Thread: Help verifying solution for Differential equation

1. Help verifying solution for Differential equation

I am having problems verifying a solution for a differential equation. The equation is

$\displaystyle y\prime -2ty =1$

The solution to the equation is

$\displaystyle e^{t^2} \int\limits_{0}^{t} e^{-s^2}\, ds + e^{t^2}$

My problem is calculating the integral that is contained on the solution. I thought there was no way to calculate an integral of

$\displaystyle e^{t^2}$

at least that is what a tutor told me at the tutoring service the university provides.

2. $\displaystyle \int^{t}_{0} e^{-s^{2}} ds$ cannot be expressed in terms of a finite number of elementary functions. But the value of the integral can be approximated for different values of t.

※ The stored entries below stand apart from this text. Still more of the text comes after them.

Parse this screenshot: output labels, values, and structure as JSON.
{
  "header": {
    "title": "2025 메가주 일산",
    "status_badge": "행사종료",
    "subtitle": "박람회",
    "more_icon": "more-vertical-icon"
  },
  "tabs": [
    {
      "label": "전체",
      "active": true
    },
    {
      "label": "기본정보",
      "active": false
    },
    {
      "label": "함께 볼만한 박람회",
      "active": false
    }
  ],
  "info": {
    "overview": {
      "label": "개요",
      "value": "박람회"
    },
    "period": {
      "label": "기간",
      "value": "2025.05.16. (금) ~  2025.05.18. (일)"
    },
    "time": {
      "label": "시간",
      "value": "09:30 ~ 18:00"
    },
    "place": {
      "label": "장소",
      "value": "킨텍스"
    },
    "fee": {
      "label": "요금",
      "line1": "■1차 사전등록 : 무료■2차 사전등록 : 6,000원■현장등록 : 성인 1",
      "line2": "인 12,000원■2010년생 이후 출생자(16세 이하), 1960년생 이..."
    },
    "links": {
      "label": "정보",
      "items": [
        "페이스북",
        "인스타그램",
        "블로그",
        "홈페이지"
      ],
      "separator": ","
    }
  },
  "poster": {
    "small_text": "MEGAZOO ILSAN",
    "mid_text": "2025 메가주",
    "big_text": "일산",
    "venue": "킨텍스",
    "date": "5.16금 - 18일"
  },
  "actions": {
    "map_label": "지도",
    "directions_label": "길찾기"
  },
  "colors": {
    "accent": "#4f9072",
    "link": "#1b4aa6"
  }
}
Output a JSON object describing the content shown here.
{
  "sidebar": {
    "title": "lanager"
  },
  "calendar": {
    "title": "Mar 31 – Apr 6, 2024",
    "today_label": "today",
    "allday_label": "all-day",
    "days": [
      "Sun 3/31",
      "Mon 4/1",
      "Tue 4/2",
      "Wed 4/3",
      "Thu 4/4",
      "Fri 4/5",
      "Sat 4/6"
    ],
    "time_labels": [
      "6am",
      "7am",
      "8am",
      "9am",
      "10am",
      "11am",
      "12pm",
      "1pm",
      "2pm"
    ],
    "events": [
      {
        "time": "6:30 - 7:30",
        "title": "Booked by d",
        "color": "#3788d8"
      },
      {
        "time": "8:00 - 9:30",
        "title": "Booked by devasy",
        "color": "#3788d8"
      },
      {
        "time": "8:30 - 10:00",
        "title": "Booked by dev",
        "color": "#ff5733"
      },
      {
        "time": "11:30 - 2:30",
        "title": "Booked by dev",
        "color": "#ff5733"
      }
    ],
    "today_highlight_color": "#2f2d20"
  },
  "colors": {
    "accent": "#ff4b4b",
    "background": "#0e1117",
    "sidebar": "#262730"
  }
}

3. Originally Posted by Random Variable
$\displaystyle \int^{t}_{0} e^{-s^{2}} dt$ cannot be expressed in terms of a finite number of elementary functions. But the value of the integral can be approximated for different values of t.
how would I go in approximating it for different values?

4. Originally Posted by fishguts
how would I go in approximating it for different values?
There are several numerical integration techniques (Newton-Cotes, Gaussian Quadrature, etc.).

But it would be best to let a computer program do it and plot the result.

5. Shouldn't there be a constant of integration in there? When I solve for the integrating factor and integrate I get:

$\displaystyle \mathop\int\limits_{\substack{t=t_0 \\ y(t_0)}}^{\substack{t=t \\ y(t)}} d\Big[ye^{-t^2}\Big]=\int_{t_0}^{t} e^{-t^2}$

$\displaystyle y(t)=e^{t^2}\int_{t_0}^{t} e^{-s^2}ds+y(t_0)e^{t^2}$

Now differentiate $\displaystyle y(t)$:

$\displaystyle \frac{d}{dt} y(t)=e^{t^2} e^{-t^2}+2te^{t^2}\int_{t_0}^{t} e^{-s^2}ds+y(t_0)2te^{t^2}$

Now you can back-substitute that into the differential equation to verify the solution. Also, just for fun, you can work with it in Mathematica: define y(t), y(0)=a, differentiate it, substitute it back into the DE:

Code:
In[73]:=
y[t_] := Exp[t^2]*Integrate[Exp[-s^2],
{s, 0, t}] + a*Exp[t^2]
FullSimplify[D[y[t], t] - 2*t*y[t]]

Out[74]= 1

6. Originally Posted by shawsend
Shouldn't there be a constant of integration in there?
I copied the problem as the book has it and there was no constant of integration in there.

7. Originally Posted by fishguts
I copied the problem as the book has it and there was no constant of integration in there.
The differential equation in the OP is a linear one. The standard solution to this is given in any textbook on differential equations. The resulting solution I got for this equation is:

$\displaystyle y(t)=e^{t^2}\cdot \left[K+\int e^{-t^2}dt \right]$

So, the integration constant is K and the derivative of the integral can easily be found to become the DE again. I do not see why one should have a definite integral in the solution.

coomast